Di dalam novel ini masalah yang diangkat bukan hanya masalah sosial tetapi juga
terdapat masalah moral dan pendidikan. Masalah moral yang di bahas terdapat pada tindakan
yang tidak terpuji yang dilakukan oleh tokoh-tokoh dalam novel tersebut. Sedangkan masalah
pendidikan yang diceritakan dalam novel tersebut adalah bagaimana pendidikan yang tinggi
bisa merubah pola pikir sesorang kearah yang lebih baik.
3. Mimetis
Mimetis bukan peniruan yang tidak tepat dari kenyataan, tetapi sebuah penafsiran yang
dapat diterima. Sebagaimana Ahmad Tohari menggambarkan seorang wanita Jawa melalui
tokoh Lasi, meskipun tidak semua wanita Jawa memiliki sifat dan sikap seperti Lasi. Namun
tokoh Lasi juga tidak menggambarkan perseorangan atau individual.

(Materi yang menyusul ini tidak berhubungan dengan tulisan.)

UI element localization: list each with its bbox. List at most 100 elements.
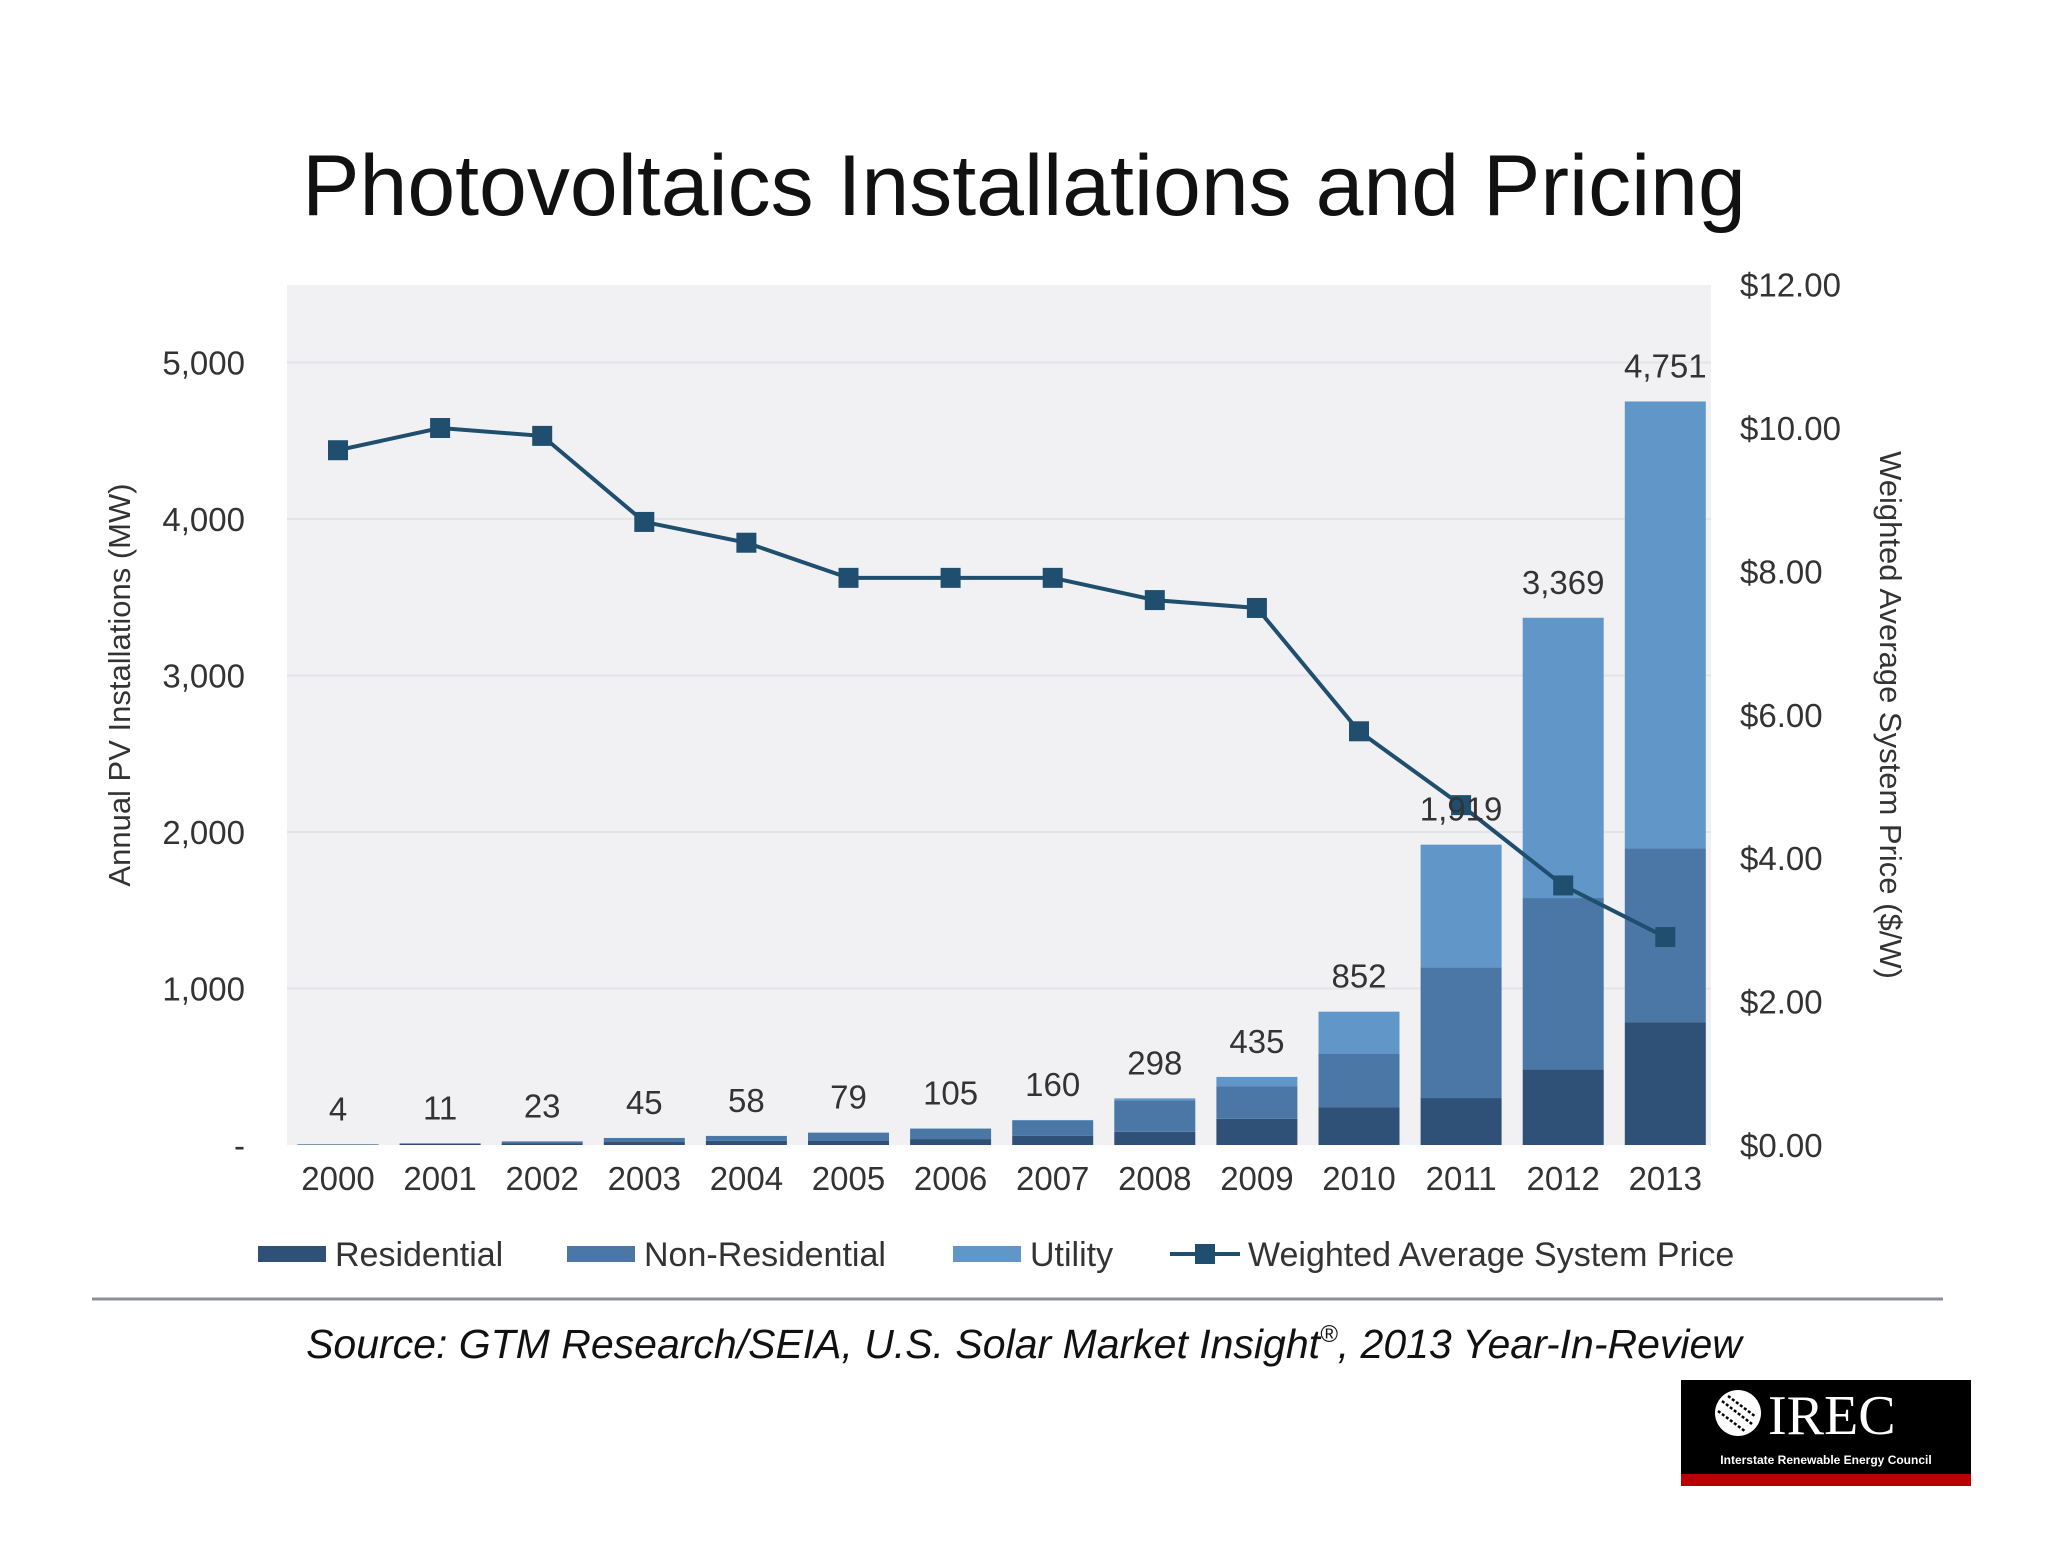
- page-title: Photovoltaics Installations and Pricing: [302, 138, 1746, 234]
- x-tick-label: 2007: [1016, 1160, 1089, 1197]
- logo-subtitle: Interstate Renewable Energy Council: [1720, 1453, 1931, 1467]
- y2-tick-label: $12.00: [1740, 267, 1841, 304]
- x-tick-label: 2011: [1426, 1160, 1497, 1197]
- bar-residential: [910, 1139, 991, 1145]
- total-label: 79: [830, 1079, 867, 1116]
- total-label: 435: [1229, 1023, 1284, 1060]
- bar-utility: [1319, 1012, 1400, 1054]
- bar-non-residential: [808, 1133, 889, 1141]
- total-label: 11: [423, 1089, 457, 1126]
- price-point: [634, 512, 654, 532]
- y2-tick-label: $8.00: [1740, 553, 1823, 590]
- price-point: [1247, 598, 1267, 618]
- bar-non-residential: [400, 1143, 481, 1144]
- legend-label: Non-Residential: [644, 1236, 886, 1274]
- bar-residential: [1421, 1098, 1502, 1145]
- total-label: 23: [524, 1087, 561, 1124]
- y-tick-label: 4,000: [162, 501, 245, 538]
- legend-swatch: [953, 1246, 1021, 1262]
- globe-icon: [1715, 1390, 1761, 1436]
- price-point: [941, 568, 961, 588]
- total-label: 4,751: [1624, 347, 1707, 384]
- bar-non-residential: [910, 1129, 991, 1139]
- bar-non-residential: [1114, 1101, 1195, 1132]
- bar-residential: [400, 1144, 481, 1145]
- y2-tick-label: $4.00: [1740, 840, 1823, 877]
- price-point: [532, 426, 552, 446]
- total-label: 3,369: [1522, 564, 1605, 601]
- total-label: 160: [1025, 1066, 1080, 1103]
- legend-label: Residential: [335, 1236, 503, 1274]
- bar-residential: [1319, 1107, 1400, 1145]
- y2-axis-label: Weighted Average System Price ($/W): [1873, 451, 1908, 979]
- bar-non-residential: [1523, 898, 1604, 1069]
- bar-utility: [1625, 401, 1706, 848]
- bar-non-residential: [604, 1138, 685, 1142]
- x-tick-label: 2004: [710, 1160, 783, 1197]
- total-label: 45: [626, 1084, 663, 1121]
- price-point: [1145, 590, 1165, 610]
- price-point: [430, 418, 450, 438]
- bar-residential: [1114, 1132, 1195, 1145]
- bar-residential: [604, 1142, 685, 1145]
- total-label: 58: [728, 1082, 765, 1119]
- source-prefix: Source: GTM Research/SEIA, U.S. Solar Ma…: [306, 1321, 1322, 1367]
- total-label: 105: [923, 1075, 978, 1112]
- x-tick-label: 2012: [1526, 1160, 1599, 1197]
- legend-swatch: [567, 1246, 635, 1262]
- price-point: [1655, 927, 1675, 947]
- total-label: 298: [1127, 1044, 1182, 1081]
- total-label: 4: [329, 1090, 347, 1127]
- bar-residential: [1216, 1119, 1297, 1145]
- irec-logo: IREC Interstate Renewable Energy Council: [1681, 1380, 1971, 1486]
- bar-utility: [1114, 1098, 1195, 1100]
- y2-tick-label: $2.00: [1740, 984, 1823, 1021]
- y2-tick-label: $6.00: [1740, 697, 1823, 734]
- bar-utility: [1216, 1077, 1297, 1086]
- y-tick-label: 3,000: [162, 658, 245, 695]
- bar-non-residential: [706, 1136, 787, 1141]
- x-tick-label: 2008: [1118, 1160, 1191, 1197]
- bar-residential: [706, 1141, 787, 1145]
- source-text: Source: GTM Research/SEIA, U.S. Solar Ma…: [306, 1321, 1744, 1367]
- legend-label: Weighted Average System Price: [1248, 1236, 1734, 1274]
- x-tick-label: 2013: [1629, 1160, 1702, 1197]
- legend-label: Utility: [1030, 1236, 1113, 1274]
- legend-line-marker: [1195, 1244, 1215, 1264]
- bar-utility: [1012, 1120, 1093, 1121]
- x-tick-label: 2006: [914, 1160, 987, 1197]
- x-tick-label: 2001: [403, 1160, 476, 1197]
- y2-tick-label: $10.00: [1740, 410, 1841, 447]
- price-point: [1553, 875, 1573, 895]
- total-label: 1,919: [1420, 791, 1503, 828]
- y-axis-label: Annual PV Installations (MW): [102, 483, 137, 886]
- price-point: [736, 533, 756, 553]
- price-point: [1349, 721, 1369, 741]
- bar-non-residential: [1216, 1086, 1297, 1119]
- bar-utility: [1421, 845, 1502, 968]
- bar-non-residential: [1012, 1121, 1093, 1136]
- price-point: [839, 568, 859, 588]
- bar-non-residential: [502, 1141, 583, 1143]
- bar-utility: [1523, 618, 1604, 898]
- y-tick-label: 1,000: [162, 971, 245, 1008]
- legend: Residential Non-Residential Utility Weighte…: [258, 1236, 1734, 1274]
- x-tick-label: 2002: [505, 1160, 578, 1197]
- source-sup: ®: [1320, 1321, 1338, 1348]
- bar-residential: [1523, 1069, 1604, 1145]
- total-label: 852: [1331, 958, 1386, 995]
- bar-non-residential: [1421, 967, 1502, 1098]
- source-suffix: , 2013 Year-In-Review: [1338, 1321, 1745, 1367]
- bar-residential: [502, 1143, 583, 1145]
- bar-non-residential: [1319, 1054, 1400, 1108]
- x-tick-label: 2005: [812, 1160, 885, 1197]
- bar-residential: [1012, 1136, 1093, 1145]
- price-point: [1043, 568, 1063, 588]
- y-tick-label: -: [234, 1127, 245, 1164]
- x-tick-label: 2010: [1322, 1160, 1395, 1197]
- x-tick-label: 2009: [1220, 1160, 1293, 1197]
- x-tick-label: 2003: [608, 1160, 681, 1197]
- legend-swatch: [258, 1246, 326, 1262]
- bar-residential: [808, 1141, 889, 1145]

Jika mendengar kata wanita Jawa, otomatis adalah wanita-wanita yang ada di wilayah
kebudayaan Jawa tersebut. Selanjutnya sifat sabar, rila, dan nrimo adalah sifat-sifat yang telah
dimiliki oleh para wanita Jawa yang dalam kehidupan mereka telah diwarnai oleh suatu aliran
kebatinan. Sifat-sifat tersebut merupakan kepribadian wanita Jawa dalam gambaran ideal dari
wanita Jawa. Kepribadian yang dibentuk oleh sistem nilai budaya Jawa yang ada dalam
lingkungan keluarga dan sosial.

4. Objektif
Dalam novel ini terjadi persamaan fakta yang terjadi di kalangan masyatakat,
khususnya penderes nira. Salah satu masalah yang dihadapi para penderes yaitu ketika musim
hujan dan nira yang sudah ditampung dengan pongkor-pongkor dibiarkan saja, niranya akan
menjadi masam serta manggarnya menjadi busuk. Masalah lain yang harus dihadapi oleh para
penderes nira adalah keselamatan kerjanya. Sangat rentang untuk terjatuh dari atas pohon,
seperti yang dialami Darsa dalam novel.

Dalam novel berkisar merah terdapat istilah-istilah Jawa yang menunjukkan kentalnya
kebudayaan Jawa dalam novel tersebut.
• Nrimo salah, yaitu bahwa kehidupan hendaknya bersikap mau menerima
kesalahan. dengan rasa ikhlas menerima kenyataan maka hati akan tenang
sehingga dapat menemukan jalan keluar.
• Wohing pakarti, yaitu bahwa dalam bersikap hendaknya hati-hati dan berpikir
terlebih dahulu, karena segala perbuatan pasti akan ada akibat ke depannya.
• juga terdapat ritual ruwatan yang dimasukkan dalam cerita seperti cerita
pewayangan ruwatan murwokolo dan budaya kesenian alat musik yang
dimainkan oleh Paman Satinah yaitu alat musik siter.
Selain 3 hal diatas, nilai pendidikan agama yang dituangkan pada novel ini
• ketentraman batin tokoh, yaitu berupa keikhlasan yang dituangkan ketika keluar Lasi
mengalami ujian hidup, masyarakat Karangsoga menguatkan hati dan menasehati
keluarga lain yang mendapat musibah.
• rasa syukur kepada Tuhan atas kenikmatan yang diberikan tuhan kepada umatnya.
• Nembang, dengan nembang seseorang akan mencapai tingkat ketentraman batin dan
kedamaian. ternyata tembang juga termasuk salah satu nilai dakwah karena di dalam
tembang-tembang banyak mengandung nilai yang membuat orang merasa bahagia dan
kebahagiaan itu akan membuat khusyuk dalam menjalankan ibadah.